Summary:
Driftwoodwolf sur DA
Des magazines et des romans d'horreur sont étalés sur le sol.
Il y a un fantôme dans la salle de bain de l'école.
Des pastels gras se font la malle sous le lit.
La chaleur de l'été remplit l'atmosphère.
Soudain, nous sommes en hiver la rencontre entre Horace Vogel et Charlie Nelson remonte à plus de dix ans.
Est-ce trop tard pour une folle aventure de peinture volée et de revanche sur le temps ? A nos fureurs, et à nos souvenirs aussi.
Categories: Amitié/Famille,
Tragique, drame Characters: Aucun
Avertissement: Contrainte (chantage, viol...), Discrimination (racisme, sexisme, homophobie, xénophobie), Harcèlement, Violence physique, Violence psychologique
Langue: Français
Genre Narratif: Roman
Challenges: Series: Aucun
Chapters: 1
Completed: Non
Word count: 544
Read: 818
Published: 20/05/2023
Updated: 24/05/2023
Tu es arrivé à la fin de l'automne.
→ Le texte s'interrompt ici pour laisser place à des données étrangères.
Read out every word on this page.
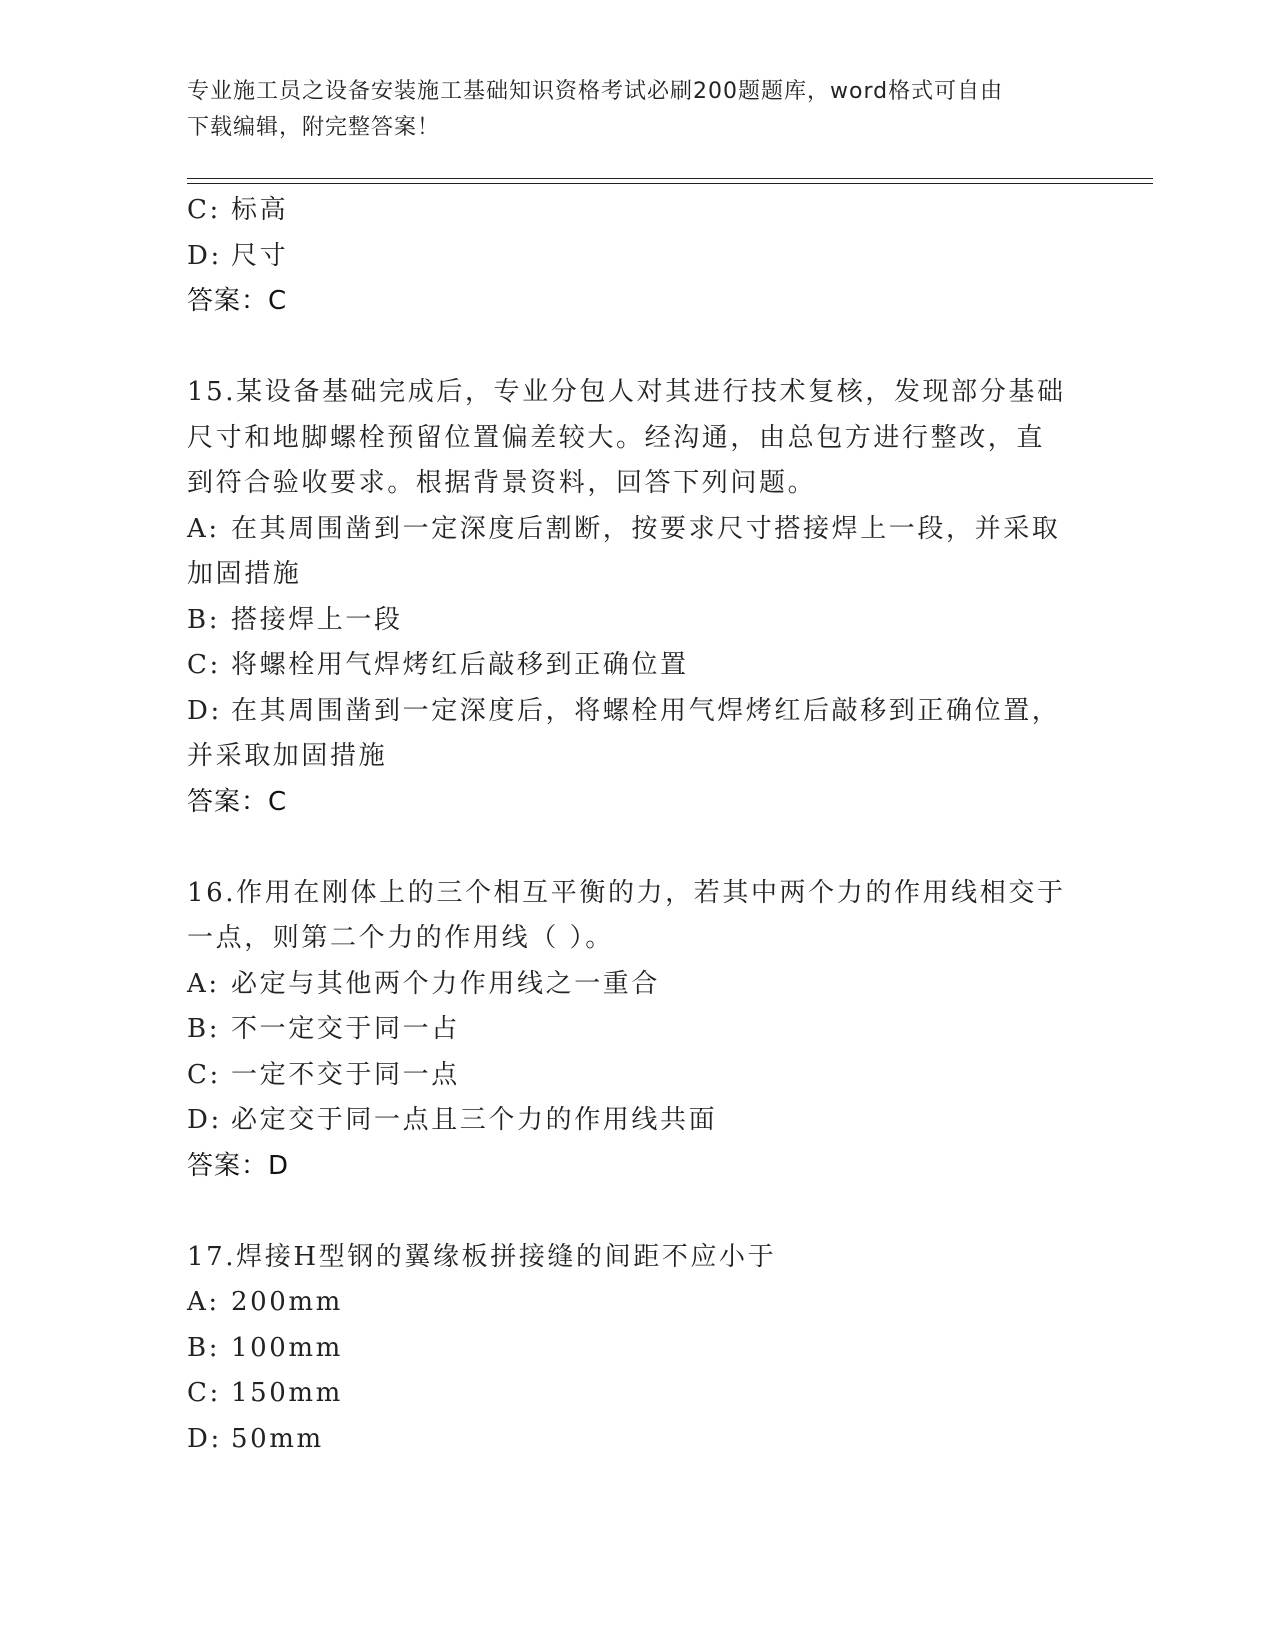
专业施工员之设备安装施工基础知识资格考试必刷200题题库，word格式可自由
下载编辑，附完整答案！
C: 标高
D: 尺寸
答案：C
15.某设备基础完成后，专业分包人对其进行技术复核，发现部分基础
尺寸和地脚螺栓预留位置偏差较大。经沟通，由总包方进行整改，直
到符合验收要求。根据背景资料，回答下列问题。
A: 在其周围凿到一定深度后割断，按要求尺寸搭接焊上一段，并采取
加固措施
B: 搭接焊上一段
C: 将螺栓用气焊烤红后敲移到正确位置
D: 在其周围凿到一定深度后，将螺栓用气焊烤红后敲移到正确位置，
并采取加固措施
答案：C
16.作用在刚体上的三个相互平衡的力，若其中两个力的作用线相交于
一点，则第二个力的作用线（ ）。
A: 必定与其他两个力作用线之一重合
B: 不一定交于同一占
C: 一定不交于同一点
D: 必定交于同一点且三个力的作用线共面
答案：D
17.焊接H型钢的翼缘板拼接缝的间距不应小于
A: 200mm
B: 100mm
C: 150mm
D: 50mm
Les feuilles gondolaient déjà dans les caniveaux, gorgées de pluie et de boue brune qui s'écoulait lentement le long des trottoirs du village. Il faisait froid, un froid humide qui perce l'épaisseur des pulls en laine et vous glace jusqu'aux os. Je me souviens encore du bruit qu'a fait la camionnette lorsqu'elle a gravi la pente qui menait à ta future maison, et des éclaboussures que les pneus projetèrent sur mon jean déchiré au niveau des genoux pour me donner un genre. Tu as passé la tête par la fenêtre lorsque la camionnette est arrivée à mon niveau. Tes yeux ont trouvé les miens dans la grisaille, sévères, presque accusateurs, et j'ai ressenti un pincement dans la poitrine. C'est alors que mon vélo a déraillé, et tu as disparu au loin, emporté par la camionnette, un fantôme qui ne s'attarde pas.
C'est ainsi que je me représentais ton existence jusqu'à notre prochaine rencontre. Un spectre de cheveux roux, le menton en avant et les lèvres pincées, le regard dur qui contrastait avec la jeunesse de ton visage. Tu ressemblais pour moi à l'un de ces personnages surnaturels que mon père faisait surgir des méandres de son imagination sur sa machine à écrire, à ces fantasmes de vie que l'on surprenait entre les pages d'un livre lorsque la nuit tombait et que le murmure de la pluie se faisait plus pressant contre l'obscurité. Des années plus tard, c'est encore cette image flottante de toi qui surgit dans ma tête lorsque je t'invoque dans le bureau du Docteur Ainsworth.
De la soirée qui suivit ne subsistent que quelques bribes. Le retour en vélo sous l'averse, et l'odeur de chien mouillé qui encensait le vestibule, les aboiements ravis de Percival, et les cris de Reesa, Henry et Cathy à l'étage, le froufrou de la jupe de Maman qui s'activait dans la cuisine tout en répondant au téléphone, et le cliquetis des clefs que l'on insère dans une serrure rouillée. Je me souviens encore m'être affalé dans le canapé, couvert de terre séchée des pieds à la tête, et de la pile de magazines Fangoria pour lesquels mon père rédigeait un ou deux articles - entre deux tentatives de publication de son dernier roman - qui menaçait de s'effondrer sur le parquet du salon. On devinait la lumière derrière la porte close de son bureau et même, si l'on se concentrait et que l'on fermait les yeux, le bruit des touches que l'on martèle avec un enthousiasme effréné, et le surgissement d'un personnage glaçant qui se penchait sur ses épaules pour mieux observer sa création.
Tu resterais pour moi l'incident majeur de la journée, que j'avais hâte de relater aux autres à l'école le lendemain. Une nouvelle tête à Cliffwick était toujours un évènement, et l'achat de la Maison Jaune qui dominait le village ferait parler longtemps de lui. Car en vingt-ans, personne n'avait jamais remis les pieds là-bas suite au décès du fils du propriétaire, un jeune garçon nommé Abel et dont il ne restait qu'une plaque vissée sur une stèle dans le cimetière de Cliffwick, et la légende selon laquelle il se serait pendu dans une salle de classe de l'école - tout le monde ignorait laquelle.